Le compositeur et preneur de son Thomas Tilly, figure incontournable de l’art acousmatique français et collaborateur régulier du Studio d’en Haut, a présenté sa création intitulée « Les Asymptotes » : une suite de cinq miniatures acousmatiques commandée et diffusée dans l’émission de référence « Création Mondiale » d’Anne Montaron sur France Musique.

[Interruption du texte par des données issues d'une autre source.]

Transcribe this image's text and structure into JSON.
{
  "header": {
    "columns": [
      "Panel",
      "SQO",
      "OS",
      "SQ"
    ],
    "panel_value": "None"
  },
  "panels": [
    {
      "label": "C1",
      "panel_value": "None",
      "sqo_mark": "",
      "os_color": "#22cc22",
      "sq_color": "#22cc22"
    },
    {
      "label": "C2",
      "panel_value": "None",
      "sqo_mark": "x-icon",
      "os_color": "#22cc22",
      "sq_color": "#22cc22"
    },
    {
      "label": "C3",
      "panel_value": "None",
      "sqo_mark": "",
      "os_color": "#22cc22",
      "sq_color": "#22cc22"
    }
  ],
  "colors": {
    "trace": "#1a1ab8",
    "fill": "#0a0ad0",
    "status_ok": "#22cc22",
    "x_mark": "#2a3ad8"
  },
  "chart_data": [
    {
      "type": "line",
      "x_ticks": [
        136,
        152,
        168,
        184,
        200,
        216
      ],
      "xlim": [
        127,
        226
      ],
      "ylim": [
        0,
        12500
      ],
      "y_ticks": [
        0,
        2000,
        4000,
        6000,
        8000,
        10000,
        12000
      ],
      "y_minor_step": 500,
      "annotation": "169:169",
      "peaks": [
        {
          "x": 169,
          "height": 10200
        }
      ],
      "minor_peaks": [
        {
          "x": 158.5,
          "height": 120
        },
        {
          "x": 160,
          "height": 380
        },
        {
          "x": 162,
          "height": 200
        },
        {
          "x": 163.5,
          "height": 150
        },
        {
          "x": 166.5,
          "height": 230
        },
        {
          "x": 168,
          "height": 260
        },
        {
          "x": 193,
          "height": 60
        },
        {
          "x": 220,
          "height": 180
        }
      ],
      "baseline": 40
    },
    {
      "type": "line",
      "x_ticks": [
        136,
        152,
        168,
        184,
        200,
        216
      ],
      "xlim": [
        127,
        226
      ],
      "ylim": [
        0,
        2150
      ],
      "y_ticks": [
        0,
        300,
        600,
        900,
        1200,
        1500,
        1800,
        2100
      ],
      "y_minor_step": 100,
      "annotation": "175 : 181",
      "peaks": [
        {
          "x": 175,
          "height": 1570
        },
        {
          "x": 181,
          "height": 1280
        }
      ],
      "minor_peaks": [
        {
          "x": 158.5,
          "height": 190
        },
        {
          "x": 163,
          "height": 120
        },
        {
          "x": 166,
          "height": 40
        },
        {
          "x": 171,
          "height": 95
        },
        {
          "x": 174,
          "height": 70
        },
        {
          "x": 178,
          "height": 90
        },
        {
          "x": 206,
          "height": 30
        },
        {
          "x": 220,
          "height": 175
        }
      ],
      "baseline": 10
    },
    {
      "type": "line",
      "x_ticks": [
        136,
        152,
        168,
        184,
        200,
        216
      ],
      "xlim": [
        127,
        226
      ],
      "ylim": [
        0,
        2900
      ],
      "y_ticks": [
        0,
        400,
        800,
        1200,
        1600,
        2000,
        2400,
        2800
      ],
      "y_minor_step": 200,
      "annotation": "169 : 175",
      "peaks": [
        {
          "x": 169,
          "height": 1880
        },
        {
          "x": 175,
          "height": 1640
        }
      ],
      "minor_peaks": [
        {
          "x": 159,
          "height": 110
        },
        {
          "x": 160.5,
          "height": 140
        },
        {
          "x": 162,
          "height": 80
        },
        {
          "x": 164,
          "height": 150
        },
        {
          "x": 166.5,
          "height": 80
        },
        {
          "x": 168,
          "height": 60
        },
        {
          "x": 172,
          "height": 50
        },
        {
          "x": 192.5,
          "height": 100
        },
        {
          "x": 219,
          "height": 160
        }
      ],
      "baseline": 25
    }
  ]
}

Cette œuvre propose un voyage sonore troublant à la lisière du vivant, interrogeant notre perception des sons de la nature et de l’électronique. Découvrez l’écoute intégrale du podcast ci-dessous :
Le processus de création & friction sonore
Le socle des Asymptotes repose sur des enregistrements de terrain (field recordings) méticuleux réalisés par le musicien en plusieurs endroits en France, à la frontière poreuse entre zones urbaines et milieux naturels. Thomas Tilly s’attache à grossir les plans de ces paysages, capturant des bruissements de feuilles, des souffles d’air et des stridulations d’insectes dans lesquels il discerne d’emblée une forme de synthèse sonore inhérente à la nature.

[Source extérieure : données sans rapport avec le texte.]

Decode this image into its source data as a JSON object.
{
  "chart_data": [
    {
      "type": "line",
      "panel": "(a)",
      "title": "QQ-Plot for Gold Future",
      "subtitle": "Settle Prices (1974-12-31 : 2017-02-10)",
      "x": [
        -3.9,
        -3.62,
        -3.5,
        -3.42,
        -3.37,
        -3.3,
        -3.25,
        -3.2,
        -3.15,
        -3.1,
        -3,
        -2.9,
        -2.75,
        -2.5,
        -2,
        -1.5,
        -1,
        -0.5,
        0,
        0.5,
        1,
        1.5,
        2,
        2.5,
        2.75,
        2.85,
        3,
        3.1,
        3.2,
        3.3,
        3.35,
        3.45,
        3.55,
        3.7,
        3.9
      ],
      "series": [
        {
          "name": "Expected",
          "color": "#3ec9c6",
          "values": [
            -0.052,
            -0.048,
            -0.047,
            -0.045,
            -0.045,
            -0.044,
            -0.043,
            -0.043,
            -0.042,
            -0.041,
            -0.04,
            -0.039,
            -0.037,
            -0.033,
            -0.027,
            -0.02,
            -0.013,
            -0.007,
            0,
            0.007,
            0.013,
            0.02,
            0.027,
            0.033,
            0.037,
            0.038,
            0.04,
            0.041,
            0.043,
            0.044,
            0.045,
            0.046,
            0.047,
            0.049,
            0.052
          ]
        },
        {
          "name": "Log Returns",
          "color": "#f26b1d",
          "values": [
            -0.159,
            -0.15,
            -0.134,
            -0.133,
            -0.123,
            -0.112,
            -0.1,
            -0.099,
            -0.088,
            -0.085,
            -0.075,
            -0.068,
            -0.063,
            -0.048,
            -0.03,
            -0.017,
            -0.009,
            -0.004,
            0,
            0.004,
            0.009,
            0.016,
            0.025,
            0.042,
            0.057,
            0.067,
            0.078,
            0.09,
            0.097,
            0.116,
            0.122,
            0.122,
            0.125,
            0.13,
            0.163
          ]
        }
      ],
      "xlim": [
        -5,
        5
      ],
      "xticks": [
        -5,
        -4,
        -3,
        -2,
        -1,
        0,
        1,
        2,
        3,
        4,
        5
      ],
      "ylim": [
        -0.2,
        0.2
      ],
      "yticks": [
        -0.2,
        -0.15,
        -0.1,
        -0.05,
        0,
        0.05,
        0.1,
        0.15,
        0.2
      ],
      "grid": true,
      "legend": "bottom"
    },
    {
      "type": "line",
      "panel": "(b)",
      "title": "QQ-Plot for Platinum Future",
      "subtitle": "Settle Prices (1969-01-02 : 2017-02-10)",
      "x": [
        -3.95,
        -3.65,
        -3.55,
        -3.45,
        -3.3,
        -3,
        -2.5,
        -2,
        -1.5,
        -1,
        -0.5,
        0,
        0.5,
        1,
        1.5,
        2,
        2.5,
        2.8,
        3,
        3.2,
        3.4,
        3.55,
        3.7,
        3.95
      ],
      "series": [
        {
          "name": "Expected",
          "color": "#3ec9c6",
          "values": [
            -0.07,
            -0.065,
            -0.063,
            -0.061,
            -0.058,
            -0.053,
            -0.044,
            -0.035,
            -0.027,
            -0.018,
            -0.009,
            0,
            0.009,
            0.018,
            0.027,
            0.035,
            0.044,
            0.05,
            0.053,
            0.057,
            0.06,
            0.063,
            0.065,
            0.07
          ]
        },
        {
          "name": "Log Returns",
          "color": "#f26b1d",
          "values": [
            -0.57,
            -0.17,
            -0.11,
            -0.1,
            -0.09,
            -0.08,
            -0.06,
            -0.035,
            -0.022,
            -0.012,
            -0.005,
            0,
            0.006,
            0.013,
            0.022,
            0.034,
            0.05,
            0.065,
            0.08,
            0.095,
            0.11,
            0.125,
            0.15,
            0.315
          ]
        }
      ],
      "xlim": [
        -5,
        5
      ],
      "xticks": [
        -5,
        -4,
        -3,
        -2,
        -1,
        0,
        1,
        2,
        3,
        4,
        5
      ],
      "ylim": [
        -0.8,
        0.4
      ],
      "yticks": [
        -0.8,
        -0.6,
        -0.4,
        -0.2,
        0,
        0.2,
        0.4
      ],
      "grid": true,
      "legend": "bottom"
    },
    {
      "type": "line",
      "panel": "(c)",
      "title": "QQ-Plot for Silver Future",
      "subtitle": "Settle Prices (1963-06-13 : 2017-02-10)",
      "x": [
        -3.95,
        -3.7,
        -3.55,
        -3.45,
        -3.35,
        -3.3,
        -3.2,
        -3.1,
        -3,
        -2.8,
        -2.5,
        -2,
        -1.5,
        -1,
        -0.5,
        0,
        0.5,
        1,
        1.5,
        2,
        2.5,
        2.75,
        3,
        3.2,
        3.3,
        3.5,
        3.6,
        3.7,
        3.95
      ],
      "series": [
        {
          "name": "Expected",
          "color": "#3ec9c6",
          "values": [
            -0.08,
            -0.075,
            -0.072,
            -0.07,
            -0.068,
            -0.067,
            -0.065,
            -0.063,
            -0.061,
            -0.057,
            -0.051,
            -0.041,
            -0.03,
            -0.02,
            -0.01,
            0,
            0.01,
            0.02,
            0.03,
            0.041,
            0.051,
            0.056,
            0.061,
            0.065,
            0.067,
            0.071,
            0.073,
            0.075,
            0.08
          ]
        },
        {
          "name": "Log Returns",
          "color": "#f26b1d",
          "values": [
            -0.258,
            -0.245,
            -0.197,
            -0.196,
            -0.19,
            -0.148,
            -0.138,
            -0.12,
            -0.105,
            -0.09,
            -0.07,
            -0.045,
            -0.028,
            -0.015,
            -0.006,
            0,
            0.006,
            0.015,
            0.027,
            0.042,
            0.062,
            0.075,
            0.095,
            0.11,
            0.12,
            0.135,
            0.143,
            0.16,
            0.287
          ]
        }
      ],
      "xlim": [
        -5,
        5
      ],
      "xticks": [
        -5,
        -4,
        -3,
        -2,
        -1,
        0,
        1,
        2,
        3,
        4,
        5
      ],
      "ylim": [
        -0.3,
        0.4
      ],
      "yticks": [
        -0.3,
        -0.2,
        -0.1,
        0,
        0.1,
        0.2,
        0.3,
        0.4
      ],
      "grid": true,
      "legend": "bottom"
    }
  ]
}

Plutôt que de laisser ces prises exister sous forme de simples pièces documentaires, le compositeur a ressenti le besoin de les hybrider. Lors d’une résidence artistique au sein de l’INA GRM en mars 2021, il a passé plusieurs heures sur le mythique synthétiseur analogique modulaire Serge pour enregistrer des sonorités électroniques pures. Il les a ensuite patiemment « cousues » dans ses enregistrements environnementaux, noyant ou au contraire soulignant le caractère synthétique de la nature.

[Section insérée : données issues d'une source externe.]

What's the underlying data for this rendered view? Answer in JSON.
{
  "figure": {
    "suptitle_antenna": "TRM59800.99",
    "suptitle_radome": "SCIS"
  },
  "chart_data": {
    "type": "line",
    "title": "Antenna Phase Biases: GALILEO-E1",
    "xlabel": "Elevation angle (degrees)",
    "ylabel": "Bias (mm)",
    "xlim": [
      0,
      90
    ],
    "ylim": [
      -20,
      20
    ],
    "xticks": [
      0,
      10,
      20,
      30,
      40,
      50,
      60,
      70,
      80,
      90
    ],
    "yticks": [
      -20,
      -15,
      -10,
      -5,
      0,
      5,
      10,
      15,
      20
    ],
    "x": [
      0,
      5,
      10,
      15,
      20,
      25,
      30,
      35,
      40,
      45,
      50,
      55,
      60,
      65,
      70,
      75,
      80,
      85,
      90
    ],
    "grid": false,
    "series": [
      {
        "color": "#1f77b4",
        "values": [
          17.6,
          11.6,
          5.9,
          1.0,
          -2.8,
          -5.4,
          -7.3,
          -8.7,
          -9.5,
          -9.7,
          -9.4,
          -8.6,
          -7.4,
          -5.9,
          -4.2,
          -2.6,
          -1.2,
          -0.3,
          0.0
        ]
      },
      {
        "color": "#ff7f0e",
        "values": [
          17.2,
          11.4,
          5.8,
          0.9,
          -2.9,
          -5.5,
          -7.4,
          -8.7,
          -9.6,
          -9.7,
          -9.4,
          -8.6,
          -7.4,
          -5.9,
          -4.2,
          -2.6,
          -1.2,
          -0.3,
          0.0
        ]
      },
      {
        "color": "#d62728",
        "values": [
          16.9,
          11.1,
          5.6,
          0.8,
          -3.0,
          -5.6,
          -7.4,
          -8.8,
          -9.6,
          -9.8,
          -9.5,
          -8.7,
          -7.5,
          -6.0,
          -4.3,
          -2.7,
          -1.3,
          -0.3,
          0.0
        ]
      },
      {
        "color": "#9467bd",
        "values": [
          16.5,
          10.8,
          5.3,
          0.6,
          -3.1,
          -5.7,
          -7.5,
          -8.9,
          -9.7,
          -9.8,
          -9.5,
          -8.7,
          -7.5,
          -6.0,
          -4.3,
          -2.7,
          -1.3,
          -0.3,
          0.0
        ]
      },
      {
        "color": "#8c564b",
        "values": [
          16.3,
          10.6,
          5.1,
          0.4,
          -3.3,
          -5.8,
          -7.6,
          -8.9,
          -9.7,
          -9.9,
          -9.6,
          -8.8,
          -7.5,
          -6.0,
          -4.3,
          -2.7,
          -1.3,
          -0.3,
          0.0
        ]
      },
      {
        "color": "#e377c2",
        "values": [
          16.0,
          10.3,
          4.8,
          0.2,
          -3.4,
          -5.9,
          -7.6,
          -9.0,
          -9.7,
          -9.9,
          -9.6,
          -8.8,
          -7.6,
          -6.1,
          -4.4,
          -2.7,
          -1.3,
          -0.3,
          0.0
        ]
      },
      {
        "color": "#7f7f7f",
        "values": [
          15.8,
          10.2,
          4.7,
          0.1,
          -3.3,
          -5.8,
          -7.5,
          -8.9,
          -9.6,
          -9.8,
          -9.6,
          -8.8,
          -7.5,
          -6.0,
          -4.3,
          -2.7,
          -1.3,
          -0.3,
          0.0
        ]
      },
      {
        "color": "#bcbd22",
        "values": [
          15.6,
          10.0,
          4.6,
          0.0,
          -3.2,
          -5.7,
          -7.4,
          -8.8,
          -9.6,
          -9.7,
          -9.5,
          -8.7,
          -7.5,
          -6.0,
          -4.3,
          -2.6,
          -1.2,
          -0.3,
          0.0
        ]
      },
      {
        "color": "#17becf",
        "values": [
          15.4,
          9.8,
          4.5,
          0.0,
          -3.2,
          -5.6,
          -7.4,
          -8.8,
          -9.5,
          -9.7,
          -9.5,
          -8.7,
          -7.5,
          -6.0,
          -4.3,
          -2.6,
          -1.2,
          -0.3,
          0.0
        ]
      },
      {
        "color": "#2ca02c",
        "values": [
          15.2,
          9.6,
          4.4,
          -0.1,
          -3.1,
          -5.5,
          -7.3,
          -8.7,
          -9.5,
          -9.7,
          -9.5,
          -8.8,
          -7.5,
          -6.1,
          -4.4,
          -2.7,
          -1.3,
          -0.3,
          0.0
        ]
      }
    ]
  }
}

« Les instruments acoustiques cherchent souvent à se rapprocher de l’électronique. Les manipulateurs d’électronique cherchent avec leurs outils à se rapprocher de l’organique. En tant que preneur de son sur le terrain, j’actionne les micros pour chercher de l’électronique dans l’organisme du terrain. Ce qui m’intéresse, c’est le frottement entre l’organique et l’électronique. »
Thomas Tilly
Comme toute pièce acousmatique, Les Asymptotes sont nées de temporalités étirées : la captation initiale in situ, la lente décantation nécessaire pour laisser le matériau sonore mûrir, puis le travail minutieux d’hybridation et de mixage en studio. Une écoute immersive de 30 minutes qui brouille magnifiquement les frontières entre le biologique et le synthétique.